Chinese ridicule French scholar for reigniting war of words with Chinese embassy for attacking China in pursuit of ‘political correctness’
Published: Mar 22, 2021 07:17 PM
China France File photo: cnsphoto

China France File photo: cnsphoto

A French scholar who recently engaged in a war of words with the Chinese Embassy to France was disdained by Chinese experts and officials on China-France affairs, with some expressing their support for the embassy's firm rebuttal against the claims of Antoine Bondaz, who appeared to be a "rising star" in some Western hawk-led anti-China circles engaging in another form of "political correctness."

The fierce online debate started when French senator Alain Richard announced plans to visit the island of Taiwan in the summer, which was resolutely rejected by the Chinese Embassy to France. In a letter, Chinese Ambassador to France Lu Shaye expressed China's firm stand to oppose the planned trip, saying that the visit would be used by "Taiwan independent" secessionists and create unnecessary disruption to China-France relations and exchanges.  

However, Bondaz, who claimed to be a researcher on Chinese foreign and security policy focusing on strategic issues in East Asia, lauded the senator's plan on Twitter. 

The French scholar has been interacting with the embassy on social media in the past few days with messages like "a big, big kiss to you and your trolls" to which the embassy retweeted with "Petit frappe" which means "little rascal."

Major French media outlets like local newspaper Le Monde ran headlines with "petit frappe" and some local TV channels invited Bondaz to talk on their shows, claiming this was an insult by the Chinese Embassy to France to a local scholar. 

It has apparently become a so-called honor for some scholars like Bondaz to speak against China, which helps boost their reputation in showing so-called political correctness, Chinese experts told the Global Times. 

"Bondaz is not a well-known scholar at all. It's only because now in France, it's politically correct to speak against China, as such move will be widely accepted by public opinion and French media," Zheng Ruolin, a senior Chinese media professional and European studies expert who lived in France for several years, told the Global Times on Monday. 

Besides the fact that this is mere political correctness, his claims are not even worth being refuted, as they carry no weight, Zheng noted. 

After being refuted by the Chinese embassy, Bondaz suggested on Monday "We should stop there," indicating that the online war of words needed to end. "Of course, he wants to stop his online trolling, because he is afraid of offending China," the Chinese expert said. 

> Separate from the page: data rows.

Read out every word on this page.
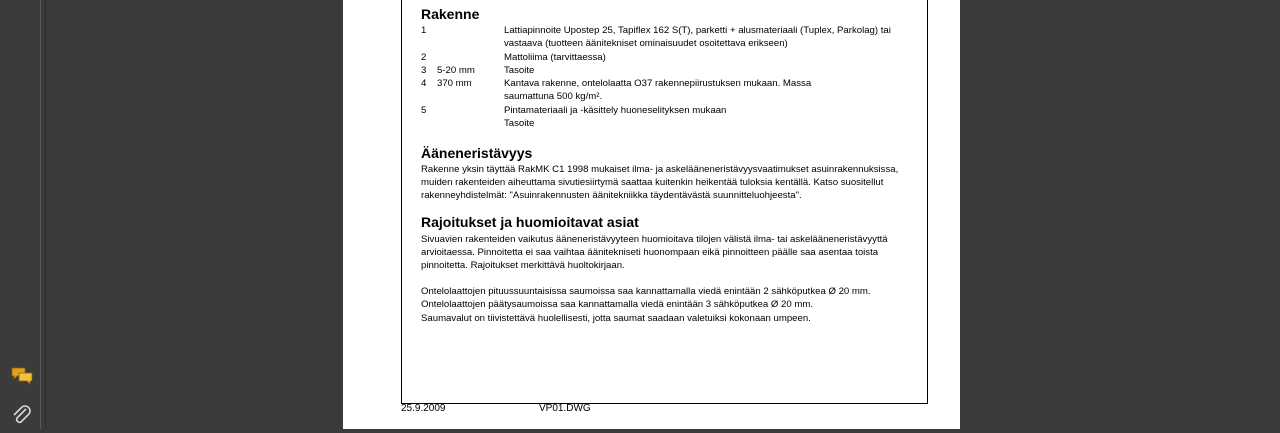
Rakenne
1	Lattiapinnoite Upostep 25, Tapiflex 162 S(T), parketti + alusmateriaali (Tuplex, Parkolag) tai
vastaava (tuotteen äänitekniset ominaisuudet osoitettava erikseen)
2	Mattoliima (tarvittaessa)
3 5-20 mm	Tasoite
4 370 mm	Kantava rakenne, ontelolaatta O37 rakennepiirustuksen mukaan. Massa
saumattuna 500 kg/m².
5	Pintamateriaali ja -käsittely huoneselityksen mukaan
Tasoite
Ääneneristävyys
Rakenne yksin täyttää RakMK C1 1998 mukaiset ilma- ja askelääneneristävyysvaatimukset asuinrakennuksissa,
muiden rakenteiden aiheuttama sivutiesiirtymä saattaa kuitenkin heikentää tuloksia kentällä. Katso suositellut
rakenneyhdistelmät: "Asuinrakennusten äänitekniikka täydentävästä suunnitteluohjeesta".
Rajoitukset ja huomioitavat asiat
Sivuavien rakenteiden vaikutus ääneneristävyyteen huomioitava tilojen välistä ilma- tai askelääneneristävyyttä
arvioitaessa. Pinnoitetta ei saa vaihtaa äänitekniseti huonompaan eikä pinnoitteen päälle saa asentaa toista
pinnoitetta. Rajoitukset merkittävä huoltokirjaan.
Ontelolaattojen pituussuuntaisissa saumoissa saa kannattamalla viedä enintään 2 sähköputkea Ø 20 mm.
Ontelolaattojen päätysaumoissa saa kannattamalla viedä enintään 3 sähköputkea Ø 20 mm.
Saumavalut on tiivistettävä huolellisesti, jotta saumat saadaan valetuiksi kokonaan umpeen.
25.9.2009	VP01.DWG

The embassy is unlikely to further interact with the scholar, as it has already clarified its stance in public statements, some observers said, noting it is not worthwhile to spend a lot of time to argue with such a pseudo-scholar who talks nonsense to sabotage China-French ties. 

By openly interfering in China's internal affairs and supporting secessionism under the cover of advocating so-called freedom of speech and political freedom but calling China's objection coercion or violation of freedom is clear double standards, and this kind of political rascal should be rejected, some observers said. 

Some netizens on China's Twitter-like Weibo also asked "Why can French politicians point fingers at China's internal affairs" but the Chinese Embassy to France can't fight back? Some expressed their support for the embassy in taking a firm stance in defending China's core interests. 

In response to some online criticism about the embassy engaging in "wolf warrior diplomacy," the Chinese Embassy to France said in an article on Monday, "If there are wolf warriors, it is because there are too many mad dogs, including some crazy dogs disguised as academics and media."